Il y a de la sauvagerie dans cette écriture directe et terriblement efficace, qui touche avant de séduire. Tout l’inverse de ce qu’il réalise pour les oeuvres antérieures composées à Versailles. Pour le nouveau directeur de l’Opéra, Anne-Pierre-Jacques Devismes, génie d’une programmation audacieuse qui hélas ne durera pas (il dirige l’institution d’octobre 1777 à janvier 1780), Grétry réinvente le genre tragique, en y injectant les ingrédients gluckistes (de clarté et de construction) mais avec un génie indubitable des enchaînements et surtout des contrastes: la simultanéité dans le II, de l’hymen qui unit Andromaque et Pyrrhus sur un air fleuri, tendre et pastoral (scène 8: choeur des coryphées suivi d’une gavotte), avec la rage haineuse et meurtrière d’une Hermione, blessée et trompée précédemment promise au même Pyrrhus, y est édifiante.
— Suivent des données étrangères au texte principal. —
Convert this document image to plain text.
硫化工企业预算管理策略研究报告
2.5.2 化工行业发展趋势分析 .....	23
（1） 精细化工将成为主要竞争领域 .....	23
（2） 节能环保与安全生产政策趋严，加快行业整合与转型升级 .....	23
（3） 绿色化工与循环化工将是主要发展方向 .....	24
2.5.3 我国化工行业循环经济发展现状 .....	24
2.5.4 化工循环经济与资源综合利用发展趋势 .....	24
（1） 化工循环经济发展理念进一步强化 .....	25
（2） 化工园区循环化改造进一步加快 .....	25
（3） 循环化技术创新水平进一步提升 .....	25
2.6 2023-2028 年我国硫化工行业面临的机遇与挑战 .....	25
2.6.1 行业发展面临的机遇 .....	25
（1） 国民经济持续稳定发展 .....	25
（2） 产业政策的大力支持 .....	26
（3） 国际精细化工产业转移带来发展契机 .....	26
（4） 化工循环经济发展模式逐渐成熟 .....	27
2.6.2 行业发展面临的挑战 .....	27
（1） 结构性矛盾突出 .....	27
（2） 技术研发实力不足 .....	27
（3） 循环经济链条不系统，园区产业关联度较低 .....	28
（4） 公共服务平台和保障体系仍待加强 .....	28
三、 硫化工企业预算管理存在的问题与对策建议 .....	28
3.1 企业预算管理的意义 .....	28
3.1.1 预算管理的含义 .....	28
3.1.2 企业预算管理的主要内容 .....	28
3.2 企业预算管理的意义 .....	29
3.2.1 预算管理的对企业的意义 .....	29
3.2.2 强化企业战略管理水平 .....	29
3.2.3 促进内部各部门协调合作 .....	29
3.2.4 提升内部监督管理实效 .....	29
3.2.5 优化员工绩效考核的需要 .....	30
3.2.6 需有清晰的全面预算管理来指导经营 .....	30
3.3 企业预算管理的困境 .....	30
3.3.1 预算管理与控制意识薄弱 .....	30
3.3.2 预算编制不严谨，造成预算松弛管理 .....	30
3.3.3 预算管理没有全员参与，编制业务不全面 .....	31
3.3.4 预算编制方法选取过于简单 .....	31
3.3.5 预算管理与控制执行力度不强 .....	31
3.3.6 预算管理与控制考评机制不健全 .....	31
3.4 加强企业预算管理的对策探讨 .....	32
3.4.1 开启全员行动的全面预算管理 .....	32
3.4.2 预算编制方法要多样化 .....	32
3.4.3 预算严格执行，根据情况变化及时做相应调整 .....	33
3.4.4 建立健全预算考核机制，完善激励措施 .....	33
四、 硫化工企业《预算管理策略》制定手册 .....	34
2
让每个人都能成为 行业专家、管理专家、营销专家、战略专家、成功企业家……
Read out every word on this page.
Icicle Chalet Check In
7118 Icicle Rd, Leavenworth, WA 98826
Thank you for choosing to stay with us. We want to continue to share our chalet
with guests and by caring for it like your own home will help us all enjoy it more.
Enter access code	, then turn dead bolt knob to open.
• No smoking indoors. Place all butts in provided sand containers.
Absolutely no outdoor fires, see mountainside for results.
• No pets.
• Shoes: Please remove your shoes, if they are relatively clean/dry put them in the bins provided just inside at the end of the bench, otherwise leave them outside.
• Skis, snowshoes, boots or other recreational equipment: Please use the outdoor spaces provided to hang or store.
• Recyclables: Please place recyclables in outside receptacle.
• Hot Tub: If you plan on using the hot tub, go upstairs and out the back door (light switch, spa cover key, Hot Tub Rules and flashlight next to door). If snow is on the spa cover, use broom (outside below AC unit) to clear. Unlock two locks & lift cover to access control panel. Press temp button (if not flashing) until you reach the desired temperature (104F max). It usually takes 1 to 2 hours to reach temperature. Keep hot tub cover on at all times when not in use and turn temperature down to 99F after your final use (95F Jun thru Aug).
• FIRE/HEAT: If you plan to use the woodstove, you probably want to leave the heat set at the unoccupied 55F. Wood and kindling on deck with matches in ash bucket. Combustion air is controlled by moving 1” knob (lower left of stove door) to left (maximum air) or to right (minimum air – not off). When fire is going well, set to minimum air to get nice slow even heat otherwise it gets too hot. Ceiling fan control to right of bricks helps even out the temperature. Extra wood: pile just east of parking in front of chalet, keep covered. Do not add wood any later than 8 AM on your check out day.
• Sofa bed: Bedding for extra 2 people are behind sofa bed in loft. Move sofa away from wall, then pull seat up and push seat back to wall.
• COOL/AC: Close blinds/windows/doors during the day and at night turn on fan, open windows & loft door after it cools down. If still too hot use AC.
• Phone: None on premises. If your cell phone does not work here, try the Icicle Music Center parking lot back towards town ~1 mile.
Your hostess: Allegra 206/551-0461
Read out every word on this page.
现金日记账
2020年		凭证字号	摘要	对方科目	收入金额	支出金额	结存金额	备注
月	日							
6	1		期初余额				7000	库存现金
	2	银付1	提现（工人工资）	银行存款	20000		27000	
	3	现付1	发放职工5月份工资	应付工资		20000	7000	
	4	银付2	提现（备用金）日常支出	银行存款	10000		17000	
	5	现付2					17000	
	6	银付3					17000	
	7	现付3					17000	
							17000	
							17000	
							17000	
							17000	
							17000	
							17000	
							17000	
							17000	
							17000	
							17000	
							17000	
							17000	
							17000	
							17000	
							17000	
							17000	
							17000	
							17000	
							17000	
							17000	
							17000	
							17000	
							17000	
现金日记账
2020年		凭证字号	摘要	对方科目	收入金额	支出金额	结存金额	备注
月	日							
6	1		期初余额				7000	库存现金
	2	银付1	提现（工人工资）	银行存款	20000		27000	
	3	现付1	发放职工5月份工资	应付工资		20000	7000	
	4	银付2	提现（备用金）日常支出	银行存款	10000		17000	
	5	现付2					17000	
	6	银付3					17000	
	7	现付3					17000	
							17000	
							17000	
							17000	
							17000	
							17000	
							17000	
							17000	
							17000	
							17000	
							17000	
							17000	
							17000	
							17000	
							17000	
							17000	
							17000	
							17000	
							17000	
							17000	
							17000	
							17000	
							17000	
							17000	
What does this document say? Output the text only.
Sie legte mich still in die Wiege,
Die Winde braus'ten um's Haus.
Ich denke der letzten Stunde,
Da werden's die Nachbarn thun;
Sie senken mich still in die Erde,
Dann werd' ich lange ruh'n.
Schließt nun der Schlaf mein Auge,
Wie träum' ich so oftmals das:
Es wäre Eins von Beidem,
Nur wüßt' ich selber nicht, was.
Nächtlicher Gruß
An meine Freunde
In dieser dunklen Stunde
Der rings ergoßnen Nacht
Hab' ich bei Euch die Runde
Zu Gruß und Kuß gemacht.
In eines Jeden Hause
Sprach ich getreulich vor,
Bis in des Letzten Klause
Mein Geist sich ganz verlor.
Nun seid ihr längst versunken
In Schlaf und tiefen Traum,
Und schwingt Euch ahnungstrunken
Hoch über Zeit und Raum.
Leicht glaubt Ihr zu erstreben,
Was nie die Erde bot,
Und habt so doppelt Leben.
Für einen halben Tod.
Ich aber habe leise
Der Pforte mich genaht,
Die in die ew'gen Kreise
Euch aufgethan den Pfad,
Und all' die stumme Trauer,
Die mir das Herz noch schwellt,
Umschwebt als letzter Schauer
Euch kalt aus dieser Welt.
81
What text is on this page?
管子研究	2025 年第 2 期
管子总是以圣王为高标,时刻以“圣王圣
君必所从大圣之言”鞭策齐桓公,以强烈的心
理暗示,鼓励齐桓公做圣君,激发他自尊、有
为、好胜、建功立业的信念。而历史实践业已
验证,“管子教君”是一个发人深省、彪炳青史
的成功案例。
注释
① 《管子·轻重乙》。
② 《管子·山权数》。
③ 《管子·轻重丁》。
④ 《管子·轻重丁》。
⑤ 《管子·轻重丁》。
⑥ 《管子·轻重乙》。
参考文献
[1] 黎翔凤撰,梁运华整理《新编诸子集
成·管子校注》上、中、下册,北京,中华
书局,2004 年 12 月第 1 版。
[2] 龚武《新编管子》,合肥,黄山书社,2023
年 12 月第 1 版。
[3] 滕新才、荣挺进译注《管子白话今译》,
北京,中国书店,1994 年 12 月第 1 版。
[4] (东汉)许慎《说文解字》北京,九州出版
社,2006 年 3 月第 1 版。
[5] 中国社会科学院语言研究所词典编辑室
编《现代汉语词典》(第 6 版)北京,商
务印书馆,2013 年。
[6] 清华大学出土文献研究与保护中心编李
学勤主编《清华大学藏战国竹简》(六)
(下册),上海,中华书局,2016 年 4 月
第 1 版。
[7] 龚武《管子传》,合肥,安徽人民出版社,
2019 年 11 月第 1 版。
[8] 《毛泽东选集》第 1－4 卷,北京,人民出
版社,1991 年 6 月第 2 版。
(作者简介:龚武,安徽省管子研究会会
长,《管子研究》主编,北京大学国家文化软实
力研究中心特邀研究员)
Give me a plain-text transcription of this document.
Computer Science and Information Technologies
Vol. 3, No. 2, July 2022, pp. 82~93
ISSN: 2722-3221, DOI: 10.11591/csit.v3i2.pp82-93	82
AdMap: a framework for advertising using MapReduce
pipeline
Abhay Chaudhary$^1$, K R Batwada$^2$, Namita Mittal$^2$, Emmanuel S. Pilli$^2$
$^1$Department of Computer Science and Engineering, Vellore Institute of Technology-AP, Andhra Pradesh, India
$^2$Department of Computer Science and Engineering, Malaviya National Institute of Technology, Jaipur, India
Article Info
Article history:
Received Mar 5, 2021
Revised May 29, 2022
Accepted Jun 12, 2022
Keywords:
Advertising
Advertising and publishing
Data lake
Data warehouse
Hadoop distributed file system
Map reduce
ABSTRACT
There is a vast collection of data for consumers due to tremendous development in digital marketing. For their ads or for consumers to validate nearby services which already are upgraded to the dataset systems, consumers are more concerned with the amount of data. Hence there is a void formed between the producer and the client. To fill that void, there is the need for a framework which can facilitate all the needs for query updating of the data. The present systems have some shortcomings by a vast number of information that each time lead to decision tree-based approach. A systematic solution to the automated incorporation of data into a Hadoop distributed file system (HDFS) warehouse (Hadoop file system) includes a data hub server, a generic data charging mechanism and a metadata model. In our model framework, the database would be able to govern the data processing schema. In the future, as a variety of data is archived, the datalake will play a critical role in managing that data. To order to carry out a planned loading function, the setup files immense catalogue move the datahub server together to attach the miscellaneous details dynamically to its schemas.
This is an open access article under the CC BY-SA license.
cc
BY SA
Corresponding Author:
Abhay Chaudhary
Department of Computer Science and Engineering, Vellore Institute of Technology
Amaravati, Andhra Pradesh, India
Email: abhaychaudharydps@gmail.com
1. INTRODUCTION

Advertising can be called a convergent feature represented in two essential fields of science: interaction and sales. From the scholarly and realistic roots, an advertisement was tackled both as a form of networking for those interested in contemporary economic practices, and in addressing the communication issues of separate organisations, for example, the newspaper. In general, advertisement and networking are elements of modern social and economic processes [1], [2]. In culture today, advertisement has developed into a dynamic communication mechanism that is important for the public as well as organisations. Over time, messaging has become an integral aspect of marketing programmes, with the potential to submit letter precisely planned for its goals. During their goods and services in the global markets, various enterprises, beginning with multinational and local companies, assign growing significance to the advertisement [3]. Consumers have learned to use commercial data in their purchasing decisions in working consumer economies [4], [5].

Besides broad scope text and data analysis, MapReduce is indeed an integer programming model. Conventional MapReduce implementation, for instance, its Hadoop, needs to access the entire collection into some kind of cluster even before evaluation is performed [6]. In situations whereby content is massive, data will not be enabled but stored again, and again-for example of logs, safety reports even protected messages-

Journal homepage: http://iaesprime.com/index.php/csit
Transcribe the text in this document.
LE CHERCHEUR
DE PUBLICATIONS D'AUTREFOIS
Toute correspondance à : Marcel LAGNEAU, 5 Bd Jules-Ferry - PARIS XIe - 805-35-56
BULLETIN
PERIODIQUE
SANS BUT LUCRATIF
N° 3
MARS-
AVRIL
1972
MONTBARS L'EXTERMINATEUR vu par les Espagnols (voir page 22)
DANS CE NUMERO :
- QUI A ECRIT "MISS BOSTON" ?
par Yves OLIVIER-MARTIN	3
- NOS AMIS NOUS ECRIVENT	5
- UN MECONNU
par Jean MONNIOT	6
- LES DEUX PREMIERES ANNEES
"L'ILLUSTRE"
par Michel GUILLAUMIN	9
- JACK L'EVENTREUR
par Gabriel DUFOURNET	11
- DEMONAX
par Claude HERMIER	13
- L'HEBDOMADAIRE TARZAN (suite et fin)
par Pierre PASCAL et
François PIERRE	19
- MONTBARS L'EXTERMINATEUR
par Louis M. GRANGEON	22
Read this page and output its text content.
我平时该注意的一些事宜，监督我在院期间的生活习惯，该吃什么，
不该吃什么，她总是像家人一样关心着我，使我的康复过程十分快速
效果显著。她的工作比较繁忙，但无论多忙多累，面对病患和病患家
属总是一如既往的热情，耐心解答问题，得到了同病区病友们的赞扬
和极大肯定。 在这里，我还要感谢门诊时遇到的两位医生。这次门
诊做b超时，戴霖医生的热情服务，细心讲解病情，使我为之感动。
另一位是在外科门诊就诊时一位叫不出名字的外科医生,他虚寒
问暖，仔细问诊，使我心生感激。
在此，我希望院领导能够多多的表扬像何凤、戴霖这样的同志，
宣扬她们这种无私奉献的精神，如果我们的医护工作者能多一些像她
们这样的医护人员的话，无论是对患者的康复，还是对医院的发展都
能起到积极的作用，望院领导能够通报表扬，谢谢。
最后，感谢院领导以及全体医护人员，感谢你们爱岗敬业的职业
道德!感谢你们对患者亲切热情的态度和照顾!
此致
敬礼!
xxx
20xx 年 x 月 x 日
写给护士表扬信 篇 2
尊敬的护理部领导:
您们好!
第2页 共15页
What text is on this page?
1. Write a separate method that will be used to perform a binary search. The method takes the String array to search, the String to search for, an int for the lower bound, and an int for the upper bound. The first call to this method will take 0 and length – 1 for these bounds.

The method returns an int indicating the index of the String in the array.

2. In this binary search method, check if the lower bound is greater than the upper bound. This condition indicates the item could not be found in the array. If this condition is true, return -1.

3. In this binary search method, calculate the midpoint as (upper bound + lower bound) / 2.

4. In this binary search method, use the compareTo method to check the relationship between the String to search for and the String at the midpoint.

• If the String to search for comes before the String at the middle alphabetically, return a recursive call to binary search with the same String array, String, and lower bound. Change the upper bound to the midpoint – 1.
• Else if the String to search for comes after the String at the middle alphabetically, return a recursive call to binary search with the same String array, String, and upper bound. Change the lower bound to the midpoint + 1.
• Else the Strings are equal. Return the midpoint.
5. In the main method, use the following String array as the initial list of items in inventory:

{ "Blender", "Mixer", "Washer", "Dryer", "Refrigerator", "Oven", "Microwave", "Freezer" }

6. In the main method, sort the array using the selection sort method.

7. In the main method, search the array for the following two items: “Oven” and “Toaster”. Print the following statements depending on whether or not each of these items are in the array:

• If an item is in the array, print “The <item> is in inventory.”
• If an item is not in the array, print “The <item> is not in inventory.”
Grétry enchaîne et superpose le mode amoureux et l’appel au meurtre avec un véritable sens du drame et de l’économie. Aucun temps mort dans cette fresque à la pureté néoclassique; aucun effet ni calcul dans ce déroulement des passions humaines qui se précipitent même avec une grandeur… racinienne, dans les actes II puis III.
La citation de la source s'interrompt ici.